This wiki will hold the minutes of discussion topics from the Barometer Weekly Call
Discussion topics for the “ideal” monitoring agent
- Polling vs Event capture for the monitoring agent
- Platform independent monitor agent
- Network Interfaces
- Kernel events
- VM / Container monitoring
- Common bus for Events / Telemetry / Config
- Common Object model
- Agent configuration
- Performance
- <<50ms and other timing requirements
Decisions
Polling vs Event capture for the monitoring agent <Feb 07 2017>
The scope of polling being discussed is that of the monitoring agent itself (on the node that’s being observed). Collectd is configured to run at a particular interval by default every 10 seconds. the question is, do you leave the read plugins poll for stats and events every time the read interval fires?
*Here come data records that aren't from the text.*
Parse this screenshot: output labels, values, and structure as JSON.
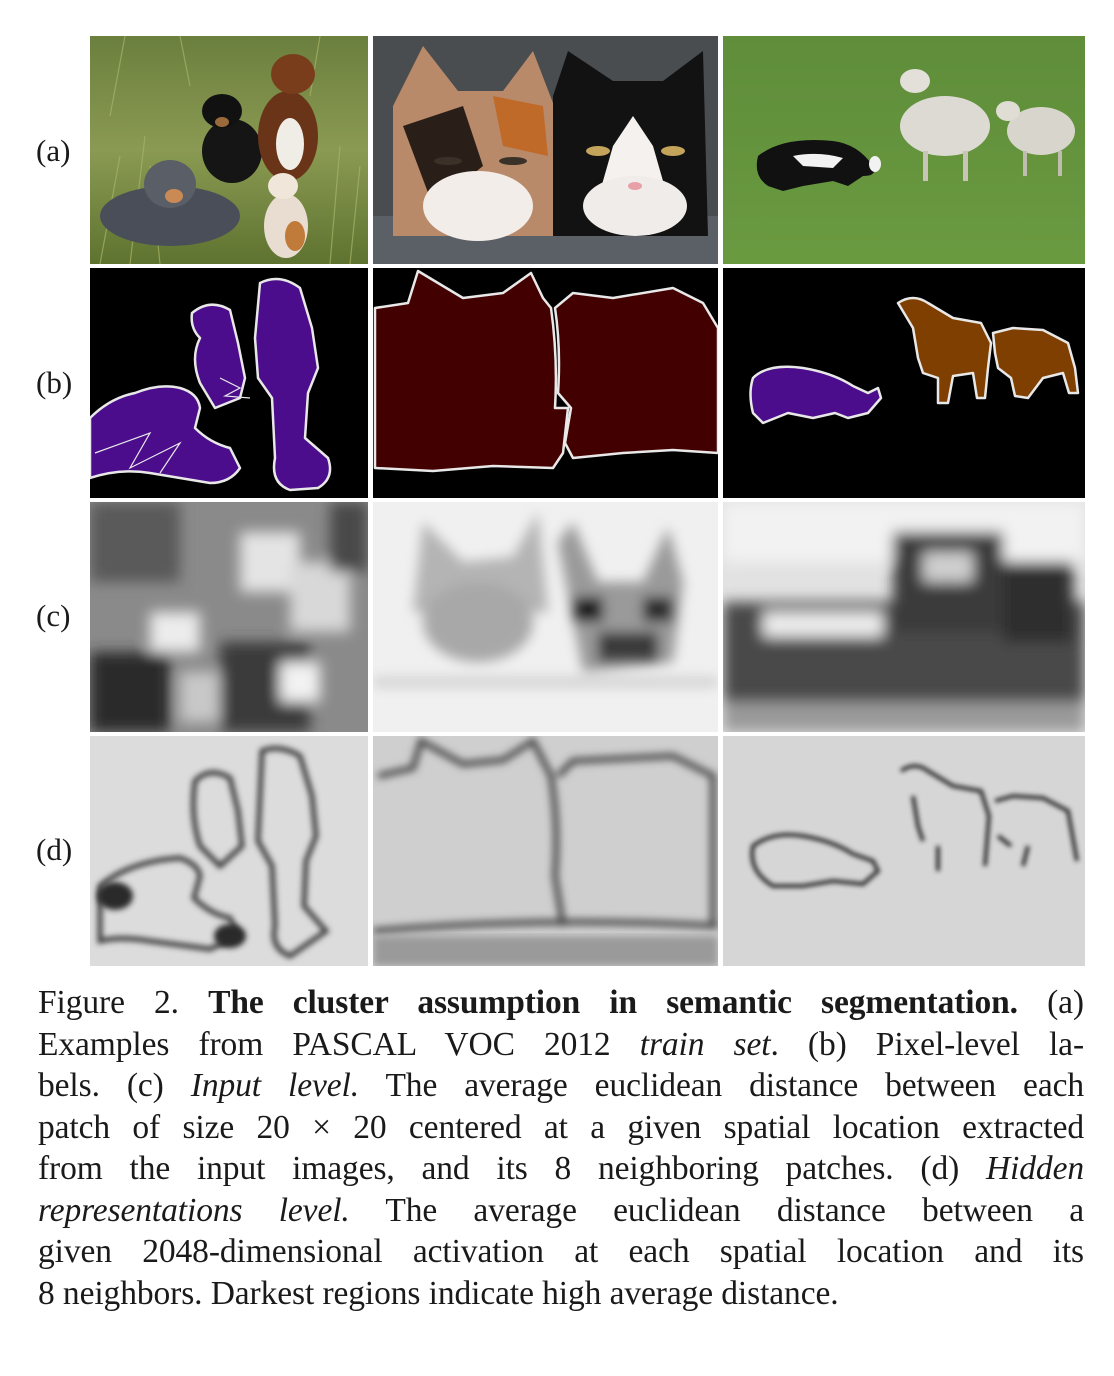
{
  "rows": {
    "a": "(a)",
    "b": "(b)",
    "c": "(c)",
    "d": "(d)"
  },
  "caption": {
    "label": "Figure 2.",
    "title": "The cluster assumption in semantic segmentation.",
    "a_ref": "(a)",
    "line2_prefix": "Examples from PASCAL VOC 2012",
    "train_set": "train set",
    "line2_dot": ".",
    "line2_suffix": "(b) Pixel-level la-",
    "line3_prefix": "bels. (c)",
    "input_level": "Input level.",
    "line3_suffix": "The average euclidean distance between each",
    "line4": "patch of size 20 × 20 centered at a given spatial location extracted",
    "line5_prefix": "from the input images, and its 8 neighboring patches. (d)",
    "hidden": "Hidden",
    "hidden_level": "representations level.",
    "line6_suffix": "The average euclidean distance between a",
    "line7": "given 2048-dimensional activation at each spatial location and its",
    "line8": "8 neighbors. Darkest regions indicate high average distance."
  },
  "colors": {
    "dog_class": "#4b0d8c",
    "cat_class": "#420000",
    "sheep_class": "#7f3f00",
    "background_class": "#000000",
    "boundary": "#e8e8e8"
  }
}
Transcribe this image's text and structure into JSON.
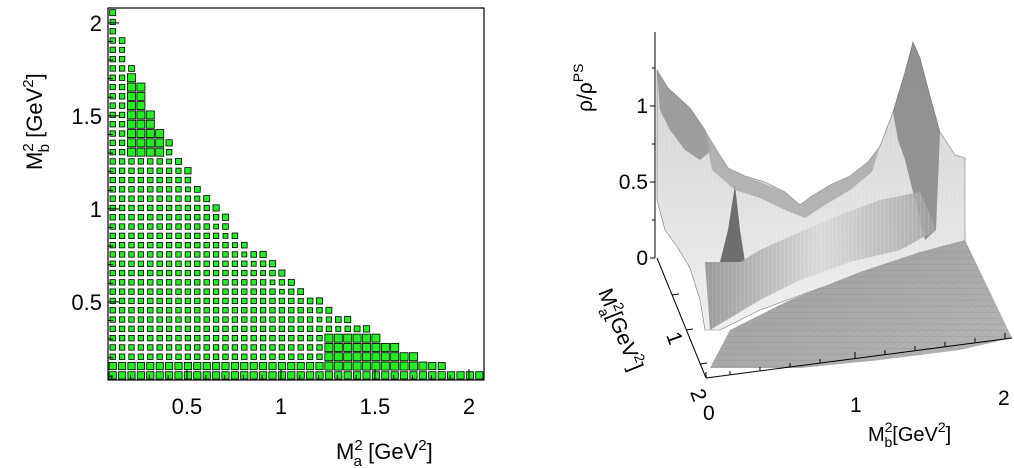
{
  "chart_data": [
    {
      "type": "scatter",
      "subtype": "box-histogram",
      "xlabel": {
        "base": "M",
        "sup": "2",
        "sub": "a",
        "unit_open": " [GeV",
        "unit_sup": "2",
        "unit_close": "]"
      },
      "ylabel": {
        "base": "M",
        "sup": "2",
        "sub": "b",
        "unit_open": " [GeV",
        "unit_sup": "2",
        "unit_close": "]"
      },
      "xlim": [
        0.08,
        2.08
      ],
      "ylim": [
        0.08,
        2.08
      ],
      "xticks": [
        0.5,
        1,
        1.5,
        2
      ],
      "xtick_labels": [
        "0.5",
        "1",
        "1.5",
        "2"
      ],
      "yticks": [
        0.5,
        1,
        1.5,
        2
      ],
      "ytick_labels": [
        "0.5",
        "1",
        "1.5",
        "2"
      ],
      "bin_width": 0.05,
      "fill_color": "#22ee22",
      "edge_color": "#000000",
      "boundary_upper_y": [
        [
          0.12,
          2.08
        ],
        [
          0.17,
          1.9
        ],
        [
          0.22,
          1.75
        ],
        [
          0.27,
          1.62
        ],
        [
          0.32,
          1.51
        ],
        [
          0.37,
          1.42
        ],
        [
          0.42,
          1.34
        ],
        [
          0.47,
          1.26
        ],
        [
          0.52,
          1.19
        ],
        [
          0.57,
          1.12
        ],
        [
          0.62,
          1.06
        ],
        [
          0.67,
          1.0
        ],
        [
          0.72,
          0.94
        ],
        [
          0.77,
          0.89
        ],
        [
          0.82,
          0.84
        ],
        [
          0.87,
          0.79
        ],
        [
          0.92,
          0.75
        ],
        [
          0.97,
          0.7
        ],
        [
          1.02,
          0.66
        ],
        [
          1.07,
          0.62
        ],
        [
          1.12,
          0.58
        ],
        [
          1.17,
          0.54
        ],
        [
          1.22,
          0.51
        ],
        [
          1.27,
          0.47
        ],
        [
          1.32,
          0.44
        ],
        [
          1.37,
          0.41
        ],
        [
          1.42,
          0.38
        ],
        [
          1.47,
          0.35
        ],
        [
          1.52,
          0.32
        ],
        [
          1.57,
          0.29
        ],
        [
          1.62,
          0.26
        ],
        [
          1.67,
          0.24
        ],
        [
          1.72,
          0.21
        ],
        [
          1.77,
          0.19
        ],
        [
          1.82,
          0.17
        ],
        [
          1.87,
          0.15
        ],
        [
          1.92,
          0.15
        ],
        [
          1.97,
          0.15
        ],
        [
          2.02,
          0.15
        ],
        [
          2.07,
          0.15
        ]
      ],
      "enhanced_regions": [
        {
          "x": [
            0.2,
            0.4
          ],
          "y": [
            1.3,
            1.75
          ],
          "weight": 1.0
        },
        {
          "x": [
            1.25,
            1.8
          ],
          "y": [
            0.12,
            0.35
          ],
          "weight": 1.0
        },
        {
          "x": [
            0.08,
            2.08
          ],
          "y": [
            0.08,
            0.18
          ],
          "weight": 0.9
        }
      ]
    },
    {
      "type": "surface",
      "zlabel": {
        "base": "ρ/ρ",
        "sup": "PS"
      },
      "xlabel": {
        "base": "M",
        "sup": "2",
        "sub": "b",
        "unit_open": "[GeV",
        "unit_sup": "2",
        "unit_close": "]"
      },
      "ylabel": {
        "base": "M",
        "sup": "2",
        "sub": "a",
        "unit_open": "[GeV",
        "unit_sup": "2",
        "unit_close": "]"
      },
      "xticks": [
        0,
        1,
        2
      ],
      "xtick_labels": [
        "0",
        "1",
        "2"
      ],
      "yticks": [
        1,
        2
      ],
      "ytick_labels": [
        "1",
        "2"
      ],
      "zticks": [
        0,
        0.5,
        1
      ],
      "ztick_labels": [
        "0",
        "0.5",
        "1"
      ],
      "zlim": [
        0,
        1.45
      ],
      "surface_color": "#a9a9a9"
    }
  ]
}
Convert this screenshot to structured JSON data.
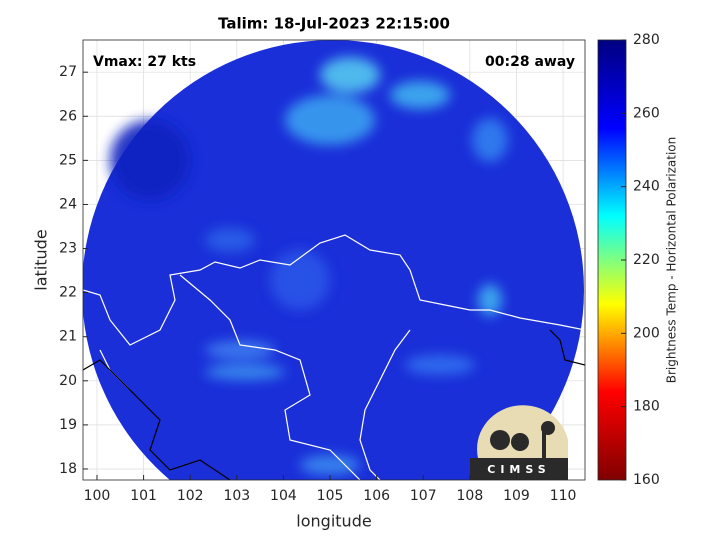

A. Both polling and event driven updates should be supported --> it depends on the subsystem you are monitoring, default would be to leverage event based systems where they exist, but polling should be supported as a configuration option that can be selected by the end user.
If we consider the scope of the VIM to the monitoring Agent and whether within this context, we should support polling /event driven updates?
Fault events should always use a push model, and the mechanism over which events are sent needs to be reliable.
Telemetry, can be polled or pushed (could be polled to spread the load on the collection side).
Network (over)load should be taken into consideration as regards which model to use (push vs pull), you don't want to destabilize the network. push is more scalable overall and preferred for fault management.